As reporting improves, trusts need better data from contractors and suppliers. This includes information on energy use, embedded carbon in products, and waste handling. Small suppliers often underestimate how quickly these requests are becoming routine.
Tender documents now regularly ask bidders to explain how they manage emissions and energy. While not every contract sets strict thresholds, poor responses can affect scoring.
There is also a risk angle. Rising energy costs have already diverted funds from care delivery. Trusts are keen to reduce exposure to future price shocks. Suppliers that can demonstrate efficient operations and stable pricing may look more attractive.
For SMEs working with the NHS, understanding this direction matters. It is less about copying large solar projects, and more about showing credible control of energy and carbon within your own operations.

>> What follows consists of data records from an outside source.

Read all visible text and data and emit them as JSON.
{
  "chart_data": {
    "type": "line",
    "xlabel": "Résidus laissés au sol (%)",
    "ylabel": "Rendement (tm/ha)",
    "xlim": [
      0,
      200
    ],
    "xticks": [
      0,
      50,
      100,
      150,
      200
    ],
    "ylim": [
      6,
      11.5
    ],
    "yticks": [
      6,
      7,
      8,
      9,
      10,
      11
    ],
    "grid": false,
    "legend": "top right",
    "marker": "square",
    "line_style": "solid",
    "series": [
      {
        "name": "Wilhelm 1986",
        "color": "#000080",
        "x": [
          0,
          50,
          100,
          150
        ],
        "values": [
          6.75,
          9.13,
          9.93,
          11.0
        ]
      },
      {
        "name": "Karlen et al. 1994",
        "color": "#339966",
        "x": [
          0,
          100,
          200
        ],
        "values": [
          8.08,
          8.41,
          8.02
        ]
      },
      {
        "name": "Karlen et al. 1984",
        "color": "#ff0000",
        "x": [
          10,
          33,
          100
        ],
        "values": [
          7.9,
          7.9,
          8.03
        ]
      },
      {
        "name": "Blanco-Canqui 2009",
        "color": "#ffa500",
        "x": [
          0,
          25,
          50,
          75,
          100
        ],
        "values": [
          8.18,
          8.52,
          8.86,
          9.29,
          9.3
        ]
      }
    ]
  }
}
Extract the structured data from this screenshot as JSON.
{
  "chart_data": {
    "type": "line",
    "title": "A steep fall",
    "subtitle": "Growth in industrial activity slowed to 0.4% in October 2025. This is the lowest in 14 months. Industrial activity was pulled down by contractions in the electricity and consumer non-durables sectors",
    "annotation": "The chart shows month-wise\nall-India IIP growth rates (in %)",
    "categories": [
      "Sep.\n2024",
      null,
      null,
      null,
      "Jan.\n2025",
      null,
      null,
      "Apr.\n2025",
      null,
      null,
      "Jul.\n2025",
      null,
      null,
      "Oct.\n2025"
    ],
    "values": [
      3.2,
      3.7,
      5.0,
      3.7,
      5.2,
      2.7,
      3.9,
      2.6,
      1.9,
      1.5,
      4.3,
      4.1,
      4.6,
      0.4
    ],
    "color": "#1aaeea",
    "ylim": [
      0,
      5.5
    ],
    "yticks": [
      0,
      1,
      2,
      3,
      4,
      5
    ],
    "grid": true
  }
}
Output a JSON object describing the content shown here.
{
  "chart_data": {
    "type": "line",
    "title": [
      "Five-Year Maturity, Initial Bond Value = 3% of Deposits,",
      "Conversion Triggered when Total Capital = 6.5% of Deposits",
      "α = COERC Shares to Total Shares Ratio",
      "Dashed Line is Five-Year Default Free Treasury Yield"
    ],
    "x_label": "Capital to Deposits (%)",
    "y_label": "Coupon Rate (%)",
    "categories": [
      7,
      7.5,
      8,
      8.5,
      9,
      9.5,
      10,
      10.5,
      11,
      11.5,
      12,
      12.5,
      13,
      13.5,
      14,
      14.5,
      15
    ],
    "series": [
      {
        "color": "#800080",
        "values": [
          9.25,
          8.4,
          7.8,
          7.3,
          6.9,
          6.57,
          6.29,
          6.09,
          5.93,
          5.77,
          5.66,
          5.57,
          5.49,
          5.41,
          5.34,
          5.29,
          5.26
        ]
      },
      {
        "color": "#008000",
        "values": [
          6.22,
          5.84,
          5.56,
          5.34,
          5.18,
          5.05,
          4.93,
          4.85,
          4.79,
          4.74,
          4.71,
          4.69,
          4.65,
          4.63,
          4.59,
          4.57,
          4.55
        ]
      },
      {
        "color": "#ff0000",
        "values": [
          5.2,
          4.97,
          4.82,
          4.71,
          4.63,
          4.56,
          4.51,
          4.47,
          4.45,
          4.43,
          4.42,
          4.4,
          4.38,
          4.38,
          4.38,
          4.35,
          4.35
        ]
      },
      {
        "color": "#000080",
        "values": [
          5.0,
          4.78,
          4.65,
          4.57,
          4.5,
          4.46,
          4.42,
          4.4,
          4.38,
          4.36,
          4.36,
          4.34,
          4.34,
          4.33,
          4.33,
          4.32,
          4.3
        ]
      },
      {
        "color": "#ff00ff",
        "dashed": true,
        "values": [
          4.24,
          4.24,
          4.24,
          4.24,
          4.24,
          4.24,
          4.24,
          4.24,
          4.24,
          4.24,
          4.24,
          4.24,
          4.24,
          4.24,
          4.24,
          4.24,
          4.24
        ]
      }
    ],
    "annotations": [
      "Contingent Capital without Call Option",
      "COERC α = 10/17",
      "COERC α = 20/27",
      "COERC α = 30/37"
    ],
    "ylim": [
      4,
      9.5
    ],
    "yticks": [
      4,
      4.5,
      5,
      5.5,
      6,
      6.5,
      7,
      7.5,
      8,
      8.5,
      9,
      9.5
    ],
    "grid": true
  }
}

We see similar pressures across other public sector clients. What starts with NHS estates teams often becomes a baseline expectation elsewhere.
Key points on NHS renewables and energy use
- The NHS accounts for roughly 4 percent of UK greenhouse gas emissions and spends around £1.4 billion a year on energy.
- On site renewable electricity generation has tripled in five years, but still covers a small share of total demand.
- About 75 percent of NHS energy came from fossil fuels as recently as 2023.
- Major funding rounds in 2025 and 2026 committed more than £300 million to solar, batteries, and efficiency upgrades.
- Most projects aim for delivery during the 2025 and 2026 financial years.
- Individual trusts report savings ranging from tens of thousands to millions of pounds a year.
- Only around 10 percent of hospitals currently have solar panels installed.
What SMEs should take from the NHS experience
When we talk to SMEs about the NHS examples, the first reaction is often that the scale feels irrelevant. Few small firms can install a solar farm or invest millions in infrastructure.
However, the underlying lessons are very relevant. The NHS has moved because energy costs became unmanageable and carbon targets became unavoidable. Those same pressures apply to smaller organisations, just with fewer zeroes.
The trusts that moved early often built internal evidence through pilot projects. A single roof or building proved the savings case. That evidence then unlocked wider support. SMEs can follow the same pattern.
Another lesson is realism. Even with strong funding support, most NHS sites still rely on fossil fuels. Progress is incremental. This aligns with what we advise clients, focus on credible, step by step improvements instead of absolute claims.
From a supply chain perspective, NHS expectations are a useful signal. If you supply public bodies, you should assume that energy and carbon questions will increase, not fade away.
At SBS, we help SMEs translate these signals into proportionate actions. That might involve basic carbon reporting, energy procurement reviews, or preparing evidence for tenders. For example, our support for net zero planning focuses on practical compliance, not abstract targets.
We also see rising interest in energy cost control. Our guidance on energy procurement addresses the same volatility that pushed the NHS toward self generation.
The key point is not to copy the NHS, but to understand the direction of travel and respond at the right scale.
Further reading
Several public sources provide detailed, up to date information on NHS energy use and decarbonisation.
NHS England publishes reports and announcements through its sustainability programme, including statements from its Chief Sustainability Officer. These are available via the Greener NHS programme.
National energy policy and funding announcements are outlined by the Department for Energy Security and Net Zero at gov.uk.
For independent reporting, BBC News and the Financial Times continue to cover NHS energy costs and infrastructure investment in depth.
Following these sources helps businesses understand not just what the NHS is doing now, but where expectations across the UK economy are heading.